As president of two regional bee associations, I have watched as the leaders of the richest nation on Earth have grappled with price supports, food and heating assistance, as well as country-of-origin labeling restrictions, market stabilization policies and other complex policy issues.
The $956.4 billion package eliminates billions in direct-subsidy payments to farmers and $8 billion in Supplemental Nutrition Assistance Program funding. In place of direct subsidies, a comprehensive crop insurance program will be adopted.
There is focus on conservation programs, including habitat programs for pollinators. There are mandatory research funds for which beekeepers may apply. These are all good things.
Organic food and vegan advocate Elizabeth Kucinich, writing for the Huffington Post, said, "Ultimately, food safety, animal welfare, sustainable agriculture and environmental communities united and achieved progress this year."
But here is what is bad — insidiously and eerily bad — about the new law. There is virtually no mention of pesticide regulation.
The take-home message from the 2014 farm bill is that I have to accept that my nation's specialty-crop and big agriculture growers will kill my bees.
I know this: Every single bee now brings in, on average, six different pesticides in the pollen.
I know this: 2013 is recorded as the worst year — ever — for honey production.
I know this: In 2013, the Environmental Protection Agency fined a Florida citrus grower $1,300 for spraying pesticides in broad daylight to prevent citrus greening, thereby causing 1,300 hives to die.
That's basically $1 a hive. Census records from the 1890s valued hives at $4 each, by way of comparison.

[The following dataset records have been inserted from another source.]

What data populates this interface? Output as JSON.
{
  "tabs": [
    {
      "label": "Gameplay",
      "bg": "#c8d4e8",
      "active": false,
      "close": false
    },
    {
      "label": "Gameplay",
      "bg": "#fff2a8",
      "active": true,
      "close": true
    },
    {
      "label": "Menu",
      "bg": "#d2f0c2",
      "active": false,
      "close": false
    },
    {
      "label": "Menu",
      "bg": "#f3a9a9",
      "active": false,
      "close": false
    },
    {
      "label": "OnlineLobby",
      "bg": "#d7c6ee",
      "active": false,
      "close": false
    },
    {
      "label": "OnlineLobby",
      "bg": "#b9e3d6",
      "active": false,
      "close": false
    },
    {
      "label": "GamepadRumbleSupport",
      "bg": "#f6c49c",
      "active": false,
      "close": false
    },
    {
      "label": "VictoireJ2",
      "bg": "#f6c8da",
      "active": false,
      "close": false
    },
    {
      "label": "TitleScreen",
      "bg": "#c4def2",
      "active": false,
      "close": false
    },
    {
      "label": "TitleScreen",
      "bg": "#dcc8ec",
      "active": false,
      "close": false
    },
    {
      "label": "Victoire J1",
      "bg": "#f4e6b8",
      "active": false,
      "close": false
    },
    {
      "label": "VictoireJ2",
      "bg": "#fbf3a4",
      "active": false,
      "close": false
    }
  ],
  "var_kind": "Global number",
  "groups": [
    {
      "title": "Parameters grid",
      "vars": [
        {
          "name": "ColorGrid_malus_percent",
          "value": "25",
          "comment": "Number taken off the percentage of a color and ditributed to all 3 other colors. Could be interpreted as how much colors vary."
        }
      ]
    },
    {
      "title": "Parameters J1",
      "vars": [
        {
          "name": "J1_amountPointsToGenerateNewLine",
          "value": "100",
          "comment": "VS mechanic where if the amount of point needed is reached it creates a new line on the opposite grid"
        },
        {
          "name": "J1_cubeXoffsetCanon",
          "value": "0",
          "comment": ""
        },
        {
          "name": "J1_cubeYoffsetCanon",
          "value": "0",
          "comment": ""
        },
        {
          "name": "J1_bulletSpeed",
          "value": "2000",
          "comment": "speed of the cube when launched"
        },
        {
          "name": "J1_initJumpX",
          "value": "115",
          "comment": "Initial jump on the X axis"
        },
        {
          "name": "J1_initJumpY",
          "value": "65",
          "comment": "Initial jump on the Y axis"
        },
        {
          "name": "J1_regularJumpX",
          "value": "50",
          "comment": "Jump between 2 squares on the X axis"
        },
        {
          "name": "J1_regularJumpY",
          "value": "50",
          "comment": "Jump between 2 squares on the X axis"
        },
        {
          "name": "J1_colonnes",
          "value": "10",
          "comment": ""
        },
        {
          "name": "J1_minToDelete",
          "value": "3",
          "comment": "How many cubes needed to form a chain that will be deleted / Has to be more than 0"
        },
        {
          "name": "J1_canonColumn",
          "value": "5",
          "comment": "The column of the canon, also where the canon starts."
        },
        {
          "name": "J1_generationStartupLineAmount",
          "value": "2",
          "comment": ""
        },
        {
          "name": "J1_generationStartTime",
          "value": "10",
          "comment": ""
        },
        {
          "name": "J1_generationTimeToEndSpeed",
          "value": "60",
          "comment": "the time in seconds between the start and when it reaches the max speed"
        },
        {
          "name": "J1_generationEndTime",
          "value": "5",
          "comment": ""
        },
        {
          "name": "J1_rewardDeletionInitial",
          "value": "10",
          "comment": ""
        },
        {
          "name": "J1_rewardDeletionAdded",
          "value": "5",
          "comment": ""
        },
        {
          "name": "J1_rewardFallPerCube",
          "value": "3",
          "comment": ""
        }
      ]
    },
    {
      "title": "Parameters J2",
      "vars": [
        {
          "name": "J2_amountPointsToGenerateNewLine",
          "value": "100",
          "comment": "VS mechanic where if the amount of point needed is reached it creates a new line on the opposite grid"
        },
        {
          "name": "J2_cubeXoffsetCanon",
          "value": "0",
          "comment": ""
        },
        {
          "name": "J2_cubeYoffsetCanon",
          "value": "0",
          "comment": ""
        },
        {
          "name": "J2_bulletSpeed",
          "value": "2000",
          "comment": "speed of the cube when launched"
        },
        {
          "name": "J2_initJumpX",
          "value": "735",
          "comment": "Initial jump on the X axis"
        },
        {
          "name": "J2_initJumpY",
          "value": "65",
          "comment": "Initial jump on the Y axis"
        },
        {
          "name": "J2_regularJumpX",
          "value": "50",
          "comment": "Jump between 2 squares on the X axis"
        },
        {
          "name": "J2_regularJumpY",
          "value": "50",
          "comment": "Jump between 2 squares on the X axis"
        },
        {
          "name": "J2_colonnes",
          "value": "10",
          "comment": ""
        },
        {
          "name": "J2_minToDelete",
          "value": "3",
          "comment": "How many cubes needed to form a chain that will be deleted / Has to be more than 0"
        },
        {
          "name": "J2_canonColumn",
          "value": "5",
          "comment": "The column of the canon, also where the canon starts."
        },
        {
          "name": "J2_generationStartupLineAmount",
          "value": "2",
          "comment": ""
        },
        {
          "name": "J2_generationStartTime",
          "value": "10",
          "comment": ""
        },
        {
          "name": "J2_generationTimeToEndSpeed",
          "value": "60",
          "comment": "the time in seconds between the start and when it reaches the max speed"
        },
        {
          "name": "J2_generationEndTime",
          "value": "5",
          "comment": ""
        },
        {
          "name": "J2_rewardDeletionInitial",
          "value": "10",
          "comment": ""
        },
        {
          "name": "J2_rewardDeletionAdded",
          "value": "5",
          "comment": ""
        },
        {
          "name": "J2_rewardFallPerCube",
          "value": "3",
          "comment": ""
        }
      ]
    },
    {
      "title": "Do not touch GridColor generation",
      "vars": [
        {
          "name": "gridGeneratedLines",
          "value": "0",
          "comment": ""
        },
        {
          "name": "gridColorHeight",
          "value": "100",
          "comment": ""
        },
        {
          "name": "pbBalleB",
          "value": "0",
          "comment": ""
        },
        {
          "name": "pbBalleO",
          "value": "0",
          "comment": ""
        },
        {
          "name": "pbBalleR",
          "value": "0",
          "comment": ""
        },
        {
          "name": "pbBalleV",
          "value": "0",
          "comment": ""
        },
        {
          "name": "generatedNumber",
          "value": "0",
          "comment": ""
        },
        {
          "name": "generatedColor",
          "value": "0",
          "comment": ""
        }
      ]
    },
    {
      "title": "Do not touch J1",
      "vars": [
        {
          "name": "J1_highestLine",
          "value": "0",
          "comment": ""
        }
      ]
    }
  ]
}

My only recourse, if I don't want to be bankrupt, is to buy crop insurance and start over.
I'm being asked to accept the fact that my nation will kill my bees, if not in the short term, then most certainly the long term.
Furthermore, I am being asked to pay for that by buying an insurance policy to cover bees about to die — year after year after year.
The 2014 farm bill ignores one of the most beautiful and basic of plot lines taken from Disney's Wings of Life movie: "Among the billions of intersections with insects and plant life, life generates itself over and over again. This is the ultimate love story, the story that feeds the world."
I wish the law would have started with that premise; instead, it ignores it.
A showing of The Wings of Life is a part of the 2014 Good Foods Board Film Series and will be shown free Saturday, Feb. 22 at 1 p.m m. and on Monday, Feb. 24 at 6:30 p.m. at the Central Public Library Farish Theatre.
Tammy Horn is president of the Kentucky State Beekeepers Association.